Monday, Oct 18, 2010
Steve Jobs in a rare appearance on Apple's quarterly earnings conference call, explains how the influx of 7" tablets isn't a threat to the iPad:
Almost all of them use seven-inch screens, as compared to iPad’s near 10-inch screens. Let’s start there. One naturally thinks that a seven-inch screen would offer 70 percent of the benefits of a 10-inch screen. Unfortunately, this is far from the truth. The screen measurements are diagonal, so that a seven-inch screen is only 45 percent as large as iPad’s 10-inch screen. You heard me right: just 45 percent as large.I would hesitate to mention to Steve that the iPad's screen is only 53% as large as a 13" Macbook Pro's screen, and that the iPhone's screen is 13% of an iPad screen.
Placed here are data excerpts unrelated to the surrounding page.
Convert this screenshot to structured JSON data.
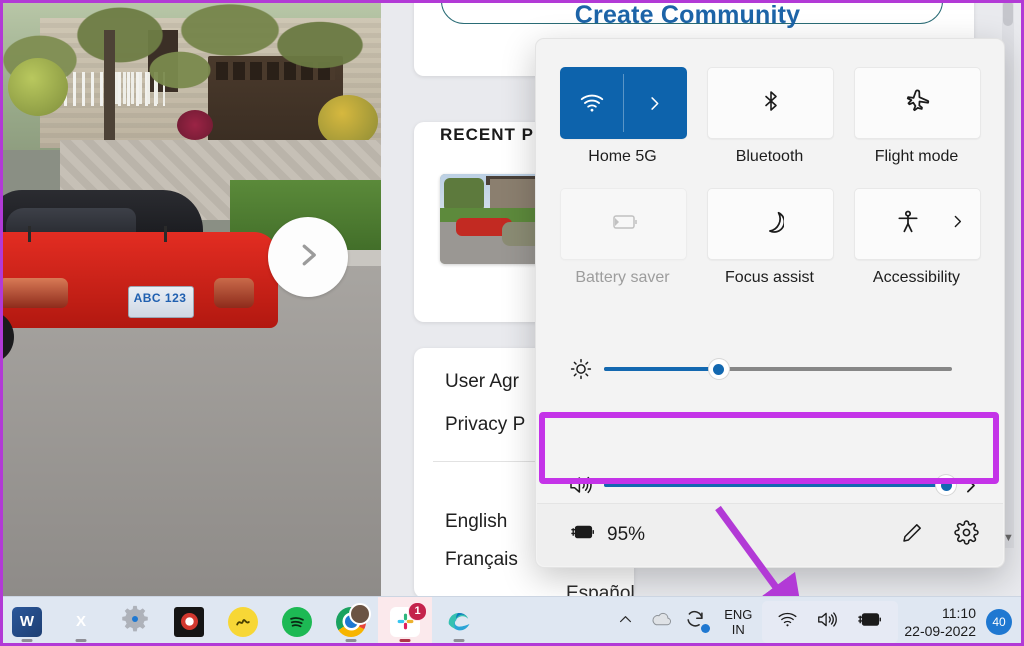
{
  "app": {
    "create_title": "Create Community",
    "recent_title": "RECENT P",
    "links": [
      "User Agr",
      "Privacy P"
    ],
    "languages": [
      "English",
      "Français",
      "Español"
    ]
  },
  "photo": {
    "plate_text": "ABC 123",
    "next_icon": "chevron-right-icon"
  },
  "quick_settings": {
    "tiles": [
      {
        "label": "Home 5G",
        "icon": "wifi-icon",
        "state": "on",
        "has_chevron": true,
        "split": true
      },
      {
        "label": "Bluetooth",
        "icon": "bluetooth-icon",
        "state": "off",
        "has_chevron": false,
        "split": false
      },
      {
        "label": "Flight mode",
        "icon": "airplane-icon",
        "state": "off",
        "has_chevron": false,
        "split": false
      },
      {
        "label": "Battery saver",
        "icon": "battery-icon",
        "state": "disabled",
        "has_chevron": false,
        "split": false
      },
      {
        "label": "Focus assist",
        "icon": "moon-icon",
        "state": "off",
        "has_chevron": false,
        "split": false
      },
      {
        "label": "Accessibility",
        "icon": "accessibility-icon",
        "state": "off",
        "has_chevron": true,
        "split": false
      }
    ],
    "brightness": {
      "icon": "brightness-icon",
      "value": 33
    },
    "volume": {
      "icon": "volume-icon",
      "value": 100,
      "chevron": "chevron-right-icon"
    },
    "footer": {
      "battery_icon": "battery-charging-icon",
      "battery_text": "95%",
      "edit_icon": "pencil-icon",
      "settings_icon": "gear-icon"
    },
    "highlight_color": "#c433e8"
  },
  "taskbar": {
    "apps": [
      {
        "name": "word",
        "glyph": "W",
        "color": "#2b579a",
        "running": true,
        "badge": ""
      },
      {
        "name": "excel",
        "glyph": "X",
        "color": "#217346",
        "running": true,
        "badge": ""
      },
      {
        "name": "settings",
        "glyph": "",
        "color": "#a9adb6",
        "running": false,
        "badge": ""
      },
      {
        "name": "opera",
        "glyph": "",
        "color": "#1f1f1f",
        "running": false,
        "badge": ""
      },
      {
        "name": "notes",
        "glyph": "",
        "color": "#f5d32f",
        "running": false,
        "badge": ""
      },
      {
        "name": "spotify",
        "glyph": "",
        "color": "#1db954",
        "running": false,
        "badge": ""
      },
      {
        "name": "chrome",
        "glyph": "",
        "color": "#f4b400",
        "running": true,
        "badge": ""
      },
      {
        "name": "slack",
        "glyph": "",
        "color": "#ffffff",
        "running": true,
        "badge": "1"
      },
      {
        "name": "edge",
        "glyph": "",
        "color": "#1a8ad4",
        "running": true,
        "badge": ""
      }
    ],
    "tray": {
      "chevron_up": "chevron-up-icon",
      "cloud_icon": "onedrive-icon",
      "sync_icon": "sync-icon",
      "language_line1": "ENG",
      "language_line2": "IN",
      "wifi_icon": "wifi-icon",
      "volume_icon": "volume-icon",
      "battery_icon": "battery-charging-icon",
      "time": "11:10",
      "date": "22-09-2022",
      "notification_count": "40"
    }
  }
}
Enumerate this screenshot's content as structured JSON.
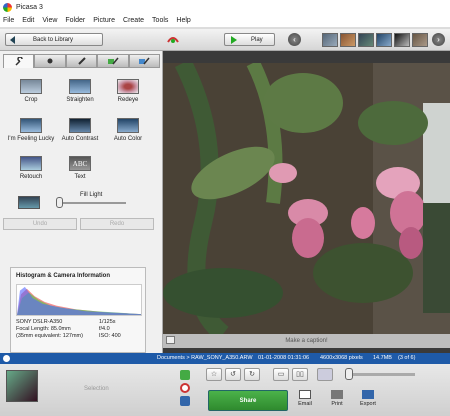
{
  "window": {
    "title": "Picasa 3"
  },
  "menu": [
    "File",
    "Edit",
    "View",
    "Folder",
    "Picture",
    "Create",
    "Tools",
    "Help"
  ],
  "toolbar": {
    "back_label": "Back to Library",
    "play_label": "Play"
  },
  "tools": [
    {
      "label": "Crop"
    },
    {
      "label": "Straighten"
    },
    {
      "label": "Redeye"
    },
    {
      "label": "I'm Feeling Lucky"
    },
    {
      "label": "Auto Contrast"
    },
    {
      "label": "Auto Color"
    },
    {
      "label": "Retouch"
    },
    {
      "label": "Text"
    }
  ],
  "fill_light": {
    "label": "Fill Light",
    "level": 0
  },
  "buttons": {
    "undo": "Undo",
    "redo": "Redo"
  },
  "histogram": {
    "title": "Histogram & Camera Information",
    "camera": "SONY   DSLR-A350",
    "focal": "Focal Length: 85.0mm",
    "equiv": "(35mm equivalent: 127mm)",
    "shutter": "1/125s",
    "aperture": "f/4.0",
    "iso": "ISO: 400"
  },
  "caption": {
    "placeholder": "Make a caption!"
  },
  "status": {
    "path": "Documents > RAW_SONY_A350.ARW",
    "date": "01-01-2008 01:31:06",
    "dimensions": "4600x3068 pixels",
    "size": "14.7MB",
    "position": "(3 of 6)"
  },
  "tray": {
    "label": "Selection"
  },
  "actions": {
    "share": "Share",
    "email": "Email",
    "print": "Print",
    "export": "Export"
  }
}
Steve goes on to say:
Apple has done extensive user testing on user interfaces over many years, and we really understand this stuff. There are clear limits of how close you can physically place elements on a touchscreen before users cannot reliably tap, flick or pinch them. This is one of the key reasons we think the 10-inch screen size is the minimum size required to create great tablet apps. No tablet can compete with the mobility of a smartphone. Its ease of fitting into your pocket or purse. Its unobtrusiveness when used in a crowd. Given that all tablet users will already have a smartphone in their pockets, giving up precious display area to fit a tablet in their pockets is clearly the wrong trade-off. The seven-inch tablets are tweeners: too big to compete with a smartphone, and too small to compete with an iPad.The problem with this argument is the implicit assertion that there are 'sweet spots' for complexity, mapping to 'smartphone' and 'tablet'. This comes from a company that has time and time again made successful products that confound previous assertions about form factors. If Apple decided to make a 7" iOS device, you can bet your ass they'd come up with UI patterns and complexity levels that are appropriate for the size. What Steve is really saying is "Nobody's made a UI that works really well on a 7" touchscreen and nobody but Apple can. Until we do, we're happy to say it can't be done."